The Herman Trend Alert|
October 31, 2001
The Emerging Drive for Security
Terrorist activities and the world's response have spawned an increasing need for security at all levels. The first emphasis has been on airport security and how that will eventually be settled remains to be seen. There are broader implications.
The threat of terrorism-from terrorists and copy-cats will drive intensified corporate security. Industrial security specialists recommend that every employer with more than 500 employees have at least one, if not a force, of security professionals on staff. Smaller organizations can use consultants and security auditors to advise them. Office buildings, industrial parks, and research facilities will pay more attention to security. How tight security can be will have to be balanced against the need for the free flow of business--not easy decisions. Expect these issues to distract business leaders from their profit-making purposes for at least the near future.

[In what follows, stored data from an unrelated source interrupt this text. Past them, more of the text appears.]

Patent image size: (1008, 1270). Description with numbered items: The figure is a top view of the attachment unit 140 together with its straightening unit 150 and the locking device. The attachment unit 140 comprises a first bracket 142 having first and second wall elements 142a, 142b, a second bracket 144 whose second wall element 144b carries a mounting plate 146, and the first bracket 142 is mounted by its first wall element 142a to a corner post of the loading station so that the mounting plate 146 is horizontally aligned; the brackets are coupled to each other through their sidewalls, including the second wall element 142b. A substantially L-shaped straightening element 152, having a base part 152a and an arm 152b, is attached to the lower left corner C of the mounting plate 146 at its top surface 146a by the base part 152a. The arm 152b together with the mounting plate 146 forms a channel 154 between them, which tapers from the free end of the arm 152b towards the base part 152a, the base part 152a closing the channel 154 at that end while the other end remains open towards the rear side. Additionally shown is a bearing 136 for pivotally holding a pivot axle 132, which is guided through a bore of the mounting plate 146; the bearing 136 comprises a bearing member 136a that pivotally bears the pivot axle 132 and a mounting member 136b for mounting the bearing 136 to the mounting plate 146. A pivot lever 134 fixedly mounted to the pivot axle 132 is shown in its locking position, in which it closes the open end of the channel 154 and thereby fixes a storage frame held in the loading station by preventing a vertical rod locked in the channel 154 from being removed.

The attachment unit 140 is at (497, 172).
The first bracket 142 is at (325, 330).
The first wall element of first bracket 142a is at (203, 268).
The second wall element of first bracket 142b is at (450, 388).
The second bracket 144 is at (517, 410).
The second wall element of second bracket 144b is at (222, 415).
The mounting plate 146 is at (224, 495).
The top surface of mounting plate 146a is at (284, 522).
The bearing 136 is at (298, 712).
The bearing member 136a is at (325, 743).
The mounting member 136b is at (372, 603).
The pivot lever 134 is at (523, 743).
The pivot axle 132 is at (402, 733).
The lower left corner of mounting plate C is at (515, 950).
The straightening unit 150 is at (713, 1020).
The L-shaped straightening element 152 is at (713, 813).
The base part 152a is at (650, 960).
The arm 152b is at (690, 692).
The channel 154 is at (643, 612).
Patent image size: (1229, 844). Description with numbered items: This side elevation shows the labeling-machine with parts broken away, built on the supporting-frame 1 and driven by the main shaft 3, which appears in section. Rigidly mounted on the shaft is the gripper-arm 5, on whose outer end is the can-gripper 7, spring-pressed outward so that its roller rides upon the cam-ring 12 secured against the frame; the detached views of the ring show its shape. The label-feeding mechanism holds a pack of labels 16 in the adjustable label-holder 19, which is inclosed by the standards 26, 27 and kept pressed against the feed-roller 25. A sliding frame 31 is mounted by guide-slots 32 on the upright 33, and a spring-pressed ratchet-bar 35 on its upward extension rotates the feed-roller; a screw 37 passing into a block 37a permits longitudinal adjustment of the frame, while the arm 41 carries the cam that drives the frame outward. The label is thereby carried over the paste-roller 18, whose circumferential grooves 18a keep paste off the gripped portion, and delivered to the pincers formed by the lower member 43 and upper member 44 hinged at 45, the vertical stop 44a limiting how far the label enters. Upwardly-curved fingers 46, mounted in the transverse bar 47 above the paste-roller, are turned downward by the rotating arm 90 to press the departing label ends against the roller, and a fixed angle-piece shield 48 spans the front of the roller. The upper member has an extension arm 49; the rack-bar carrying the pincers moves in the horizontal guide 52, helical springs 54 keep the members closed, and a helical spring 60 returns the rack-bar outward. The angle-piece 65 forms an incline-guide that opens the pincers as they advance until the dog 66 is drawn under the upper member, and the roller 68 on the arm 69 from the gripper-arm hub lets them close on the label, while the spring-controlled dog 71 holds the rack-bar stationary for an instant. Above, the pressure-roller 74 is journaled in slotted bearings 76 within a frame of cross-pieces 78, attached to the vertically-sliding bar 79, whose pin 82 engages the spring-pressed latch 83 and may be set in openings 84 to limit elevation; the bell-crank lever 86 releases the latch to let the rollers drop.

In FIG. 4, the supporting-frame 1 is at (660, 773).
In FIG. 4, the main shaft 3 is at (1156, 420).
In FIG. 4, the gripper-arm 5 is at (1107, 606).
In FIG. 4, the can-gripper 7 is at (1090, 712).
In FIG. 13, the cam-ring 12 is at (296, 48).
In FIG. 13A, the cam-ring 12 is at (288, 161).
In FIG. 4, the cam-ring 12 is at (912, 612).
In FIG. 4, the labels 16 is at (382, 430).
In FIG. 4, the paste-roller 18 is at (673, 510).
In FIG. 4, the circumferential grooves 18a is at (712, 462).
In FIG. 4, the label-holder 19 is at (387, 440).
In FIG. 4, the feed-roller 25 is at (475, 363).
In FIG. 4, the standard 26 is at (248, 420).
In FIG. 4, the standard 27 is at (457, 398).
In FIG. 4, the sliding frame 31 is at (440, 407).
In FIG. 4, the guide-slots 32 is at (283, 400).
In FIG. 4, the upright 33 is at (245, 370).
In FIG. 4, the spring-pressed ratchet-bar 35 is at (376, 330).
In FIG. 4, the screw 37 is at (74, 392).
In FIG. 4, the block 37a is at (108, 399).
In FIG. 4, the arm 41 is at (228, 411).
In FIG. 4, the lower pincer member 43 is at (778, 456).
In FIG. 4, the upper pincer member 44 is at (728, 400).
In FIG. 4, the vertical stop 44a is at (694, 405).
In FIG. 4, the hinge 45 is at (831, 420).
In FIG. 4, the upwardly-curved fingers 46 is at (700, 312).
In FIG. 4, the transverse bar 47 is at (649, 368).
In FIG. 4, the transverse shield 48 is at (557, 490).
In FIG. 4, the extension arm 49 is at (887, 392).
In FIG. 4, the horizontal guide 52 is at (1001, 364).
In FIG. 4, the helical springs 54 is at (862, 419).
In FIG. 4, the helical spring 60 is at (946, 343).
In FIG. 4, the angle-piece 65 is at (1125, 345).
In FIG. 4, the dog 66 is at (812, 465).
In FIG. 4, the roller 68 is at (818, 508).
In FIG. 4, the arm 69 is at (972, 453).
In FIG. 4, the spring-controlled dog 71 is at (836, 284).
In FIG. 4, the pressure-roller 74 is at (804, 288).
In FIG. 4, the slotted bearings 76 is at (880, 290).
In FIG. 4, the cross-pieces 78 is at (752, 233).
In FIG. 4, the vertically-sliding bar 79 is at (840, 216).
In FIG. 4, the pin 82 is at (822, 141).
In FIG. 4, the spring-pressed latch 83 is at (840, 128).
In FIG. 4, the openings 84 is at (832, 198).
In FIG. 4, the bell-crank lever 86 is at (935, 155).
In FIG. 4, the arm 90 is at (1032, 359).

As communities strengthen their capacity to respond to terrorist activities or those incidents that seem to be related, police recruiting will increase. Former military personnel will be attractive recruits but will cause discomfort for civic leaders, concerned about how tough and tactical police should be. As the spotlight on law enforcement reveals their professionalism, these leaders will learn that a large number of police departments already have high capacity through their Special Weapons and Tactics operations. Such high performance units will be retrained to respond to new threats. Citizens will be reassured, yet will never again feel as secure as before September 11.
Executive security services will expand, providing greater protection for corporate executives. Many multi-national companies already protect senior executives, but in the future more people will be protected more comprehensively. Increasingly, companies will invest in at least enhanced security for key leaders. Recruiters for executive security firms will tap government law enforcement for talent, creating greater shortages of police officers.
Intelligence services will also step up recruiting. The CIA, FBI, National Security Agency, Defense Security Agency, and other government agencies like the State Department will hire more agents, analysts, and support people. As domestic targets are hardened, the military will also be recruiting people to specialize in counterintelligence.